Municipal Broadband is broadband internet services provided by local governments to residents in their area. No two municipal broadband offerings are the same, but the most common example is completely free public Wi-Fi spots (not the kind where you have to be a subscriber to a particular provider to gain access).
Will It Be The Next Public Utility?
The short answer is no, municipal broadband will not be the next public utility. As laws and regulations stand right now, it’s nearly impossible for municipal broadband to be commonplace throughout the United States.

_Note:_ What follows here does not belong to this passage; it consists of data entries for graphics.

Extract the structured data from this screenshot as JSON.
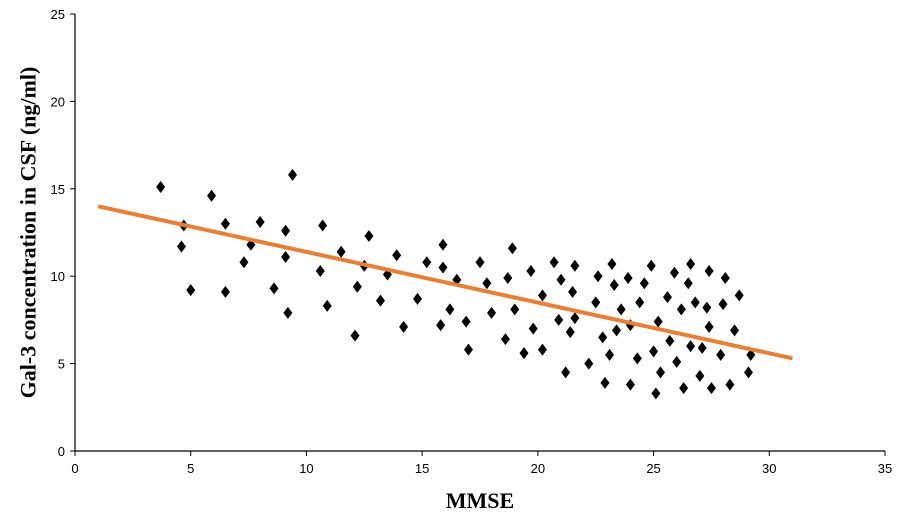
{
  "chart_data": {
    "type": "scatter",
    "title": "",
    "xlabel": "MMSE",
    "ylabel": "Gal-3 concentration in CSF (ng/ml)",
    "xlim": [
      0,
      35
    ],
    "ylim": [
      0,
      25
    ],
    "xticks": [
      "0",
      "5",
      "10",
      "15",
      "20",
      "25",
      "30",
      "35"
    ],
    "yticks": [
      "0",
      "5",
      "10",
      "15",
      "20",
      "25"
    ],
    "grid": false,
    "legend": "none",
    "colors": {
      "points": "#000000",
      "trendline": "#ED7D31",
      "axis": "#000000"
    },
    "marker": "diamond",
    "points": [
      [
        3.7,
        15.1
      ],
      [
        4.7,
        12.9
      ],
      [
        4.6,
        11.7
      ],
      [
        5.0,
        9.2
      ],
      [
        5.9,
        14.6
      ],
      [
        6.5,
        13.0
      ],
      [
        6.5,
        9.1
      ],
      [
        7.3,
        10.8
      ],
      [
        7.6,
        11.8
      ],
      [
        8.0,
        13.1
      ],
      [
        8.6,
        9.3
      ],
      [
        9.1,
        12.6
      ],
      [
        9.1,
        11.1
      ],
      [
        9.2,
        7.9
      ],
      [
        9.4,
        15.8
      ],
      [
        10.6,
        10.3
      ],
      [
        10.7,
        12.9
      ],
      [
        10.9,
        8.3
      ],
      [
        11.5,
        11.4
      ],
      [
        12.2,
        9.4
      ],
      [
        12.1,
        6.6
      ],
      [
        12.5,
        10.6
      ],
      [
        12.7,
        12.3
      ],
      [
        13.2,
        8.6
      ],
      [
        13.5,
        10.1
      ],
      [
        13.9,
        11.2
      ],
      [
        14.2,
        7.1
      ],
      [
        14.8,
        8.7
      ],
      [
        15.2,
        10.8
      ],
      [
        15.9,
        11.8
      ],
      [
        15.9,
        10.5
      ],
      [
        15.8,
        7.2
      ],
      [
        16.2,
        8.1
      ],
      [
        16.5,
        9.8
      ],
      [
        16.9,
        7.4
      ],
      [
        17.0,
        5.8
      ],
      [
        17.5,
        10.8
      ],
      [
        17.8,
        9.6
      ],
      [
        18.0,
        7.9
      ],
      [
        18.6,
        6.4
      ],
      [
        18.7,
        9.9
      ],
      [
        18.9,
        11.6
      ],
      [
        19.0,
        8.1
      ],
      [
        19.4,
        5.6
      ],
      [
        19.7,
        10.3
      ],
      [
        19.8,
        7.0
      ],
      [
        20.2,
        8.9
      ],
      [
        20.2,
        5.8
      ],
      [
        20.7,
        10.8
      ],
      [
        20.9,
        7.5
      ],
      [
        21.0,
        9.8
      ],
      [
        21.2,
        4.5
      ],
      [
        21.4,
        6.8
      ],
      [
        21.5,
        9.1
      ],
      [
        21.6,
        7.6
      ],
      [
        21.6,
        10.6
      ],
      [
        22.2,
        5.0
      ],
      [
        22.5,
        8.5
      ],
      [
        22.6,
        10.0
      ],
      [
        22.8,
        6.5
      ],
      [
        22.9,
        3.9
      ],
      [
        23.1,
        5.5
      ],
      [
        23.2,
        10.7
      ],
      [
        23.3,
        9.5
      ],
      [
        23.4,
        6.9
      ],
      [
        23.6,
        8.1
      ],
      [
        23.9,
        9.9
      ],
      [
        24.0,
        3.8
      ],
      [
        24.0,
        7.2
      ],
      [
        24.3,
        5.3
      ],
      [
        24.4,
        8.5
      ],
      [
        24.6,
        9.6
      ],
      [
        24.9,
        10.6
      ],
      [
        25.0,
        5.7
      ],
      [
        25.1,
        3.3
      ],
      [
        25.2,
        7.4
      ],
      [
        25.3,
        4.5
      ],
      [
        25.6,
        8.8
      ],
      [
        25.7,
        6.3
      ],
      [
        25.9,
        10.2
      ],
      [
        26.0,
        5.1
      ],
      [
        26.2,
        8.1
      ],
      [
        26.3,
        3.6
      ],
      [
        26.5,
        9.6
      ],
      [
        26.6,
        10.7
      ],
      [
        26.6,
        6.0
      ],
      [
        26.8,
        8.5
      ],
      [
        27.0,
        4.3
      ],
      [
        27.1,
        5.9
      ],
      [
        27.3,
        8.2
      ],
      [
        27.4,
        7.1
      ],
      [
        27.4,
        10.3
      ],
      [
        27.5,
        3.6
      ],
      [
        27.9,
        5.5
      ],
      [
        28.0,
        8.4
      ],
      [
        28.1,
        9.9
      ],
      [
        28.3,
        3.8
      ],
      [
        28.5,
        6.9
      ],
      [
        28.7,
        8.9
      ],
      [
        29.1,
        4.5
      ],
      [
        29.2,
        5.5
      ]
    ],
    "trendline": {
      "x": [
        1,
        31
      ],
      "y": [
        14.0,
        5.3
      ]
    }
  }
}
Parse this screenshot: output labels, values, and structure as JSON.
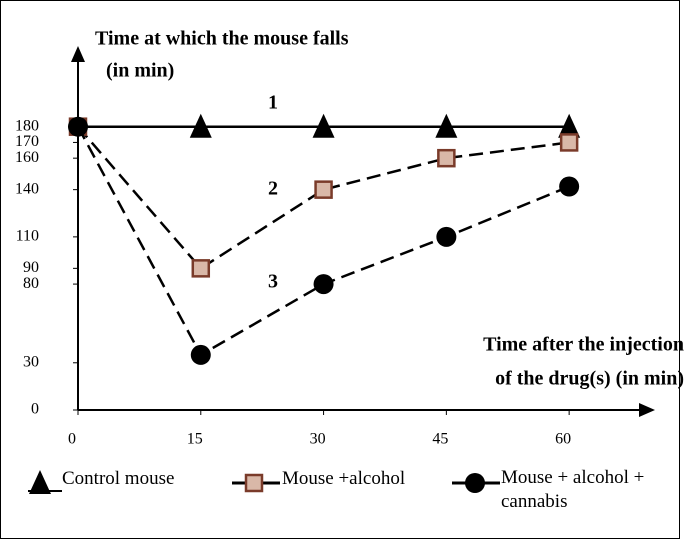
{
  "chart_data": {
    "type": "line",
    "ylabel": [
      "Time at which the mouse falls",
      "(in min)"
    ],
    "xlabel": [
      "Time after the injection",
      "of the drug(s) (in min)"
    ],
    "x": [
      0,
      15,
      30,
      45,
      60
    ],
    "xlim": [
      0,
      70
    ],
    "xticks": [
      0,
      15,
      30,
      45,
      60
    ],
    "ylim": [
      0,
      230
    ],
    "yticks": [
      0,
      30,
      80,
      90,
      110,
      140,
      160,
      170,
      180
    ],
    "series": [
      {
        "name": "Control mouse",
        "color": "#000000",
        "linestyle": "solid",
        "marker": "triangle",
        "values": [
          180,
          180,
          180,
          180,
          180
        ]
      },
      {
        "name": "Mouse +alcohol",
        "color": "#000000",
        "linestyle": "dashed",
        "marker": "square",
        "values": [
          180,
          90,
          140,
          160,
          170
        ]
      },
      {
        "name": "Mouse + alcohol + cannabis",
        "color": "#000000",
        "linestyle": "dashed",
        "marker": "circle",
        "values": [
          180,
          35,
          80,
          110,
          142
        ]
      }
    ],
    "annotations": [
      "1",
      "2",
      "3"
    ]
  }
}
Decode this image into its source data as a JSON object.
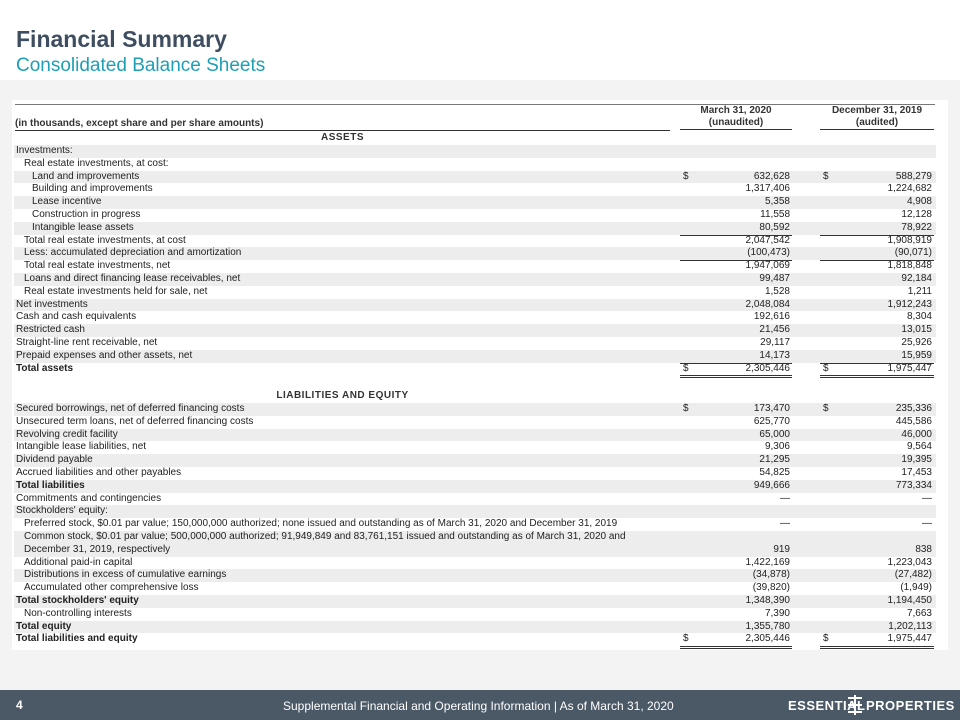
{
  "header": {
    "title": "Financial Summary",
    "subtitle": "Consolidated Balance Sheets"
  },
  "table": {
    "caption": "(in thousands, except share and per share amounts)",
    "columns": [
      [
        "March 31, 2020",
        "(unaudited)"
      ],
      [
        "December 31, 2019",
        "(audited)"
      ]
    ],
    "sections": [
      {
        "title": "ASSETS",
        "rows": [
          {
            "label": "Investments:"
          },
          {
            "label": "Real estate investments, at cost:"
          },
          {
            "label": "Land and improvements",
            "values": [
              "632,628",
              "588,279"
            ],
            "symbols": [
              "$",
              "$"
            ]
          },
          {
            "label": "Building and improvements",
            "values": [
              "1,317,406",
              "1,224,682"
            ]
          },
          {
            "label": "Lease incentive",
            "values": [
              "5,358",
              "4,908"
            ]
          },
          {
            "label": "Construction in progress",
            "values": [
              "11,558",
              "12,128"
            ]
          },
          {
            "label": "Intangible lease assets",
            "values": [
              "80,592",
              "78,922"
            ]
          },
          {
            "label": "Total real estate investments, at cost",
            "values": [
              "2,047,542",
              "1,908,919"
            ]
          },
          {
            "label": "Less: accumulated depreciation and amortization",
            "values": [
              "(100,473)",
              "(90,071)"
            ]
          },
          {
            "label": "Total real estate investments, net",
            "values": [
              "1,947,069",
              "1,818,848"
            ]
          },
          {
            "label": "Loans and direct financing lease receivables, net",
            "values": [
              "99,487",
              "92,184"
            ]
          },
          {
            "label": "Real estate investments held for sale, net",
            "values": [
              "1,528",
              "1,211"
            ]
          },
          {
            "label": "Net investments",
            "values": [
              "2,048,084",
              "1,912,243"
            ]
          },
          {
            "label": "Cash and cash equivalents",
            "values": [
              "192,616",
              "8,304"
            ]
          },
          {
            "label": "Restricted cash",
            "values": [
              "21,456",
              "13,015"
            ]
          },
          {
            "label": "Straight-line rent receivable, net",
            "values": [
              "29,117",
              "25,926"
            ]
          },
          {
            "label": "Prepaid expenses and other assets, net",
            "values": [
              "14,173",
              "15,959"
            ]
          },
          {
            "label": "Total assets",
            "values": [
              "2,305,446",
              "1,975,447"
            ],
            "symbols": [
              "$",
              "$"
            ]
          }
        ]
      },
      {
        "title": "LIABILITIES AND EQUITY",
        "rows": [
          {
            "label": "Secured borrowings, net of deferred financing costs",
            "values": [
              "173,470",
              "235,336"
            ],
            "symbols": [
              "$",
              "$"
            ]
          },
          {
            "label": "Unsecured term loans, net of deferred financing costs",
            "values": [
              "625,770",
              "445,586"
            ]
          },
          {
            "label": "Revolving credit facility",
            "values": [
              "65,000",
              "46,000"
            ]
          },
          {
            "label": "Intangible lease liabilities, net",
            "values": [
              "9,306",
              "9,564"
            ]
          },
          {
            "label": "Dividend payable",
            "values": [
              "21,295",
              "19,395"
            ]
          },
          {
            "label": "Accrued liabilities and other payables",
            "values": [
              "54,825",
              "17,453"
            ]
          },
          {
            "label": "Total liabilities",
            "values": [
              "949,666",
              "773,334"
            ]
          },
          {
            "label": "Commitments and contingencies",
            "values": [
              "—",
              "—"
            ]
          },
          {
            "label": "Stockholders' equity:"
          },
          {
            "label": "Preferred stock, $0.01 par value; 150,000,000 authorized; none issued and outstanding as of March 31, 2020 and December 31, 2019",
            "values": [
              "—",
              "—"
            ]
          },
          {
            "label": "Common stock, $0.01 par value; 500,000,000 authorized; 91,949,849 and 83,761,151 issued and outstanding as of March 31, 2020 and December 31, 2019, respectively",
            "values": [
              "919",
              "838"
            ]
          },
          {
            "label": "Additional paid-in capital",
            "values": [
              "1,422,169",
              "1,223,043"
            ]
          },
          {
            "label": "Distributions in excess of cumulative earnings",
            "values": [
              "(34,878)",
              "(27,482)"
            ]
          },
          {
            "label": "Accumulated other comprehensive loss",
            "values": [
              "(39,820)",
              "(1,949)"
            ]
          },
          {
            "label": "Total stockholders' equity",
            "values": [
              "1,348,390",
              "1,194,450"
            ]
          },
          {
            "label": "Non-controlling interests",
            "values": [
              "7,390",
              "7,663"
            ]
          },
          {
            "label": "Total equity",
            "values": [
              "1,355,780",
              "1,202,113"
            ]
          },
          {
            "label": "Total liabilities and equity",
            "values": [
              "2,305,446",
              "1,975,447"
            ],
            "symbols": [
              "$",
              "$"
            ]
          }
        ]
      }
    ]
  },
  "footer": {
    "page": "4",
    "text": "Supplemental Financial and Operating Information | As of March 31, 2020",
    "logo": [
      "ESSENTIAL",
      "PROPERTIES"
    ]
  }
}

Twenty-six states have some sort of ban or restrictions against the operation of municipal broadband. Most of them have been lobbied for by large internet providers who have a vested interest in municipal broadband not popping up in the middle of their service areas. Some towns and cities have tried to fight back, against these bans or restrictions. Others are conducting studies to see how municipal broadband can be brought to their city or town in a way that is cost effective and beneficial for everyone.
Municipal Broadband That Exists Right Now
Maybe you’ve never even heard of municipal broadband. It’s likely most people have not since it’s not all that common, especially if you live in a state that is opposed to it coming to fruition.
Here are some cities that have municipal broadband available to its residents right now:
– NextLight Internet in Longmont, CO
– Highland Communication Services in Highland, IL
– Ammon Fiber in Ammon, ID
– LUS Fiber in Lafayette, LA
– Sebewaing Light & Water in Sebewaing, MI
– FiberNet in Monticello, MN
– SandyNet in Sandy, OR
– Xfinity internet essentials plans in Philadelphia, PA
– Bristol Tennessee Essential Services in Bristol, TN
– Morristown Utility Systems in Morristown, TN
– PES Energize in Pulaski, TN
Internet plans from these municipal broadband services cost around the same as any other internet provider available in those areas.
Why Should Local Governments Consider Municipal Broadband?
If local governments can support it, why shouldn’t they launch their own municipal broadband? Local governments should consider it especially when that town or city is living in an area that’s currently underserved by the existing internet providers serving them. Most people believe that local governments should be able to build their own networks if the existing service they serve is not existent, not good enough or too expensive for its residents. If internet providers will not take the initiative to provide better internet to their customers, then it should be up to the government to do something about it. Municipal broadband is only one option when it comes to solving the lack of service.
Why Shouldn’t Local Governments Consider Municipal Broadband?
An argument against local governments establishing their own municipal broadband services is the large upfront costs and inevitable push back from internet giants servicing their towns and cities. The cost and time to construct and install the infrastructure required to lift these projects off the ground is immense. Internet providers like Comcast Xfinity and Verizon have taken a hard stance against municipal broadband and have lobbied so hard against it that the city Philadelphia, PA backed down and partnered with Xfinity for a low cost internet solution instead.